中国上半期の1人当たり可処分所得5.2%増

2026/07/16 12:00

中国国家統計局が7月15日に発表したデータによると、2026年上半期の中国国内総生産(GDP)は69兆5704億元(約1,462兆円)となり、物価変動を除いた実質ベースで前年同期比4.7%増加した。(※1元=約21円で換算。)

四半期別では、第1四半期(1~3月)の成長率は前年同期比5.0%増、第2四半期(4~6月)は4.3%増となった。また、第2四半期のGDPは前期比で0.9%増加し、緩やかな成長を維持した。

雇用や所得など国民生活に関する指標も改善傾向を示している。上半期の全国都市部調査失業率の平均値は5.2%で、6月単月では5.0%となり、前月から0.1ポイント低下した。

所得面では、上半期の全国住民1人当たり可処分所得は2万2981元(約48万2600円)となり、前年同期比で名目5.2%増加した。物価上昇の影響を除いた実質ベースでは4.2%増となった。

所得の内訳を見ると、給与所得は前年同期比5.3%増の約1万3000元(約27万3000円)、事業所得は6.5%増、財産所得は1.1%増、移転所得は5.8%増となった。給与や事業活動による収入だけでなく、年金や社会保障などを含む移転所得も増加し、住民所得全体を押し上げた。

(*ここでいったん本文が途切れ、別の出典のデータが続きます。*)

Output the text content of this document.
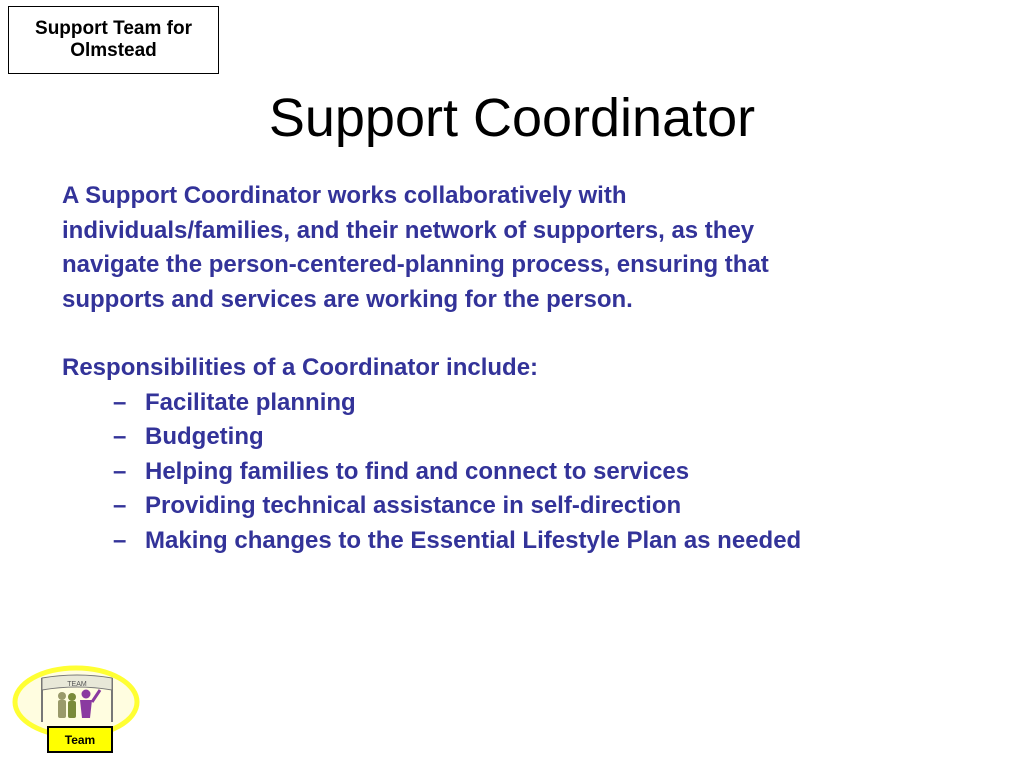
Support Team for
Olmstead
Support Coordinator
A Support Coordinator works collaboratively with
individuals/families, and their network of supporters, as they
navigate the person-centered-planning process, ensuring that
supports and services are working for the person.
Responsibilities of a Coordinator include:
– Facilitate planning
– Budgeting
– Helping families to find and connect to services
– Providing technical assistance in self-direction
– Making changes to the Essential Lifestyle Plan as needed
TEAM
Team
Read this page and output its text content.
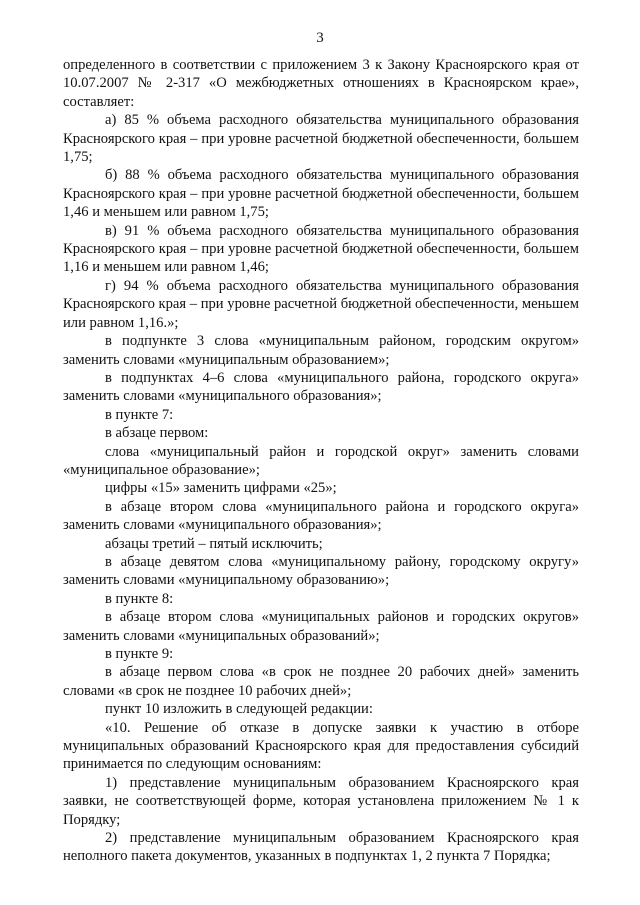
3

определенного в соответствии с приложением 3 к Закону Красноярского края от 10.07.2007 № 2-317 «О межбюджетных отношениях в Красноярском крае», составляет:

а) 85 % объема расходного обязательства муниципального образования Красноярского края – при уровне расчетной бюджетной обеспеченности, большем 1,75;

б) 88 % объема расходного обязательства муниципального образования Красноярского края – при уровне расчетной бюджетной обеспеченности, большем 1,46 и меньшем или равном 1,75;

в) 91 % объема расходного обязательства муниципального образования Красноярского края – при уровне расчетной бюджетной обеспеченности, большем 1,16 и меньшем или равном 1,46;

г) 94 % объема расходного обязательства муниципального образования Красноярского края – при уровне расчетной бюджетной обеспеченности, меньшем или равном 1,16.»;

в подпункте 3 слова «муниципальным районом, городским округом» заменить словами «муниципальным образованием»;

в подпунктах 4–6 слова «муниципального района, городского округа» заменить словами «муниципального образования»;

в пункте 7:

в абзаце первом:

слова «муниципальный район и городской округ» заменить словами «муниципальное образование»;

цифры «15» заменить цифрами «25»;

в абзаце втором слова «муниципального района и городского округа» заменить словами «муниципального образования»;

абзацы третий – пятый исключить;

в абзаце девятом слова «муниципальному району, городскому округу» заменить словами «муниципальному образованию»;

в пункте 8:

в абзаце втором слова «муниципальных районов и городских округов» заменить словами «муниципальных образований»;

в пункте 9:

в абзаце первом слова «в срок не позднее 20 рабочих дней» заменить словами «в срок не позднее 10 рабочих дней»;

пункт 10 изложить в следующей редакции:

«10. Решение об отказе в допуске заявки к участию в отборе муниципальных образований Красноярского края для предоставления субсидий принимается по следующим основаниям:

1) представление муниципальным образованием Красноярского края заявки, не соответствующей форме, которая установлена приложением № 1 к Порядку;

2) представление муниципальным образованием Красноярского края неполного пакета документов, указанных в подпунктах 1, 2 пункта 7 Порядка;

中国国家統計局の毛盛勇副局長は15日の国務院新聞弁公室の記者会見で、「上半期の国民経済は合理的な範囲で推移し、新質生産力が拡大するとともに、高品質発展が新たな方向へ進んでいる」と説明した。

一方で、課題も残っている。毛副局長は、海外環境の不安定要因が増えているほか、国内では供給過剰と需要不足の矛盾が依然として存在しており、経済回復の基盤をさらに強化する必要があるとの認識を示した。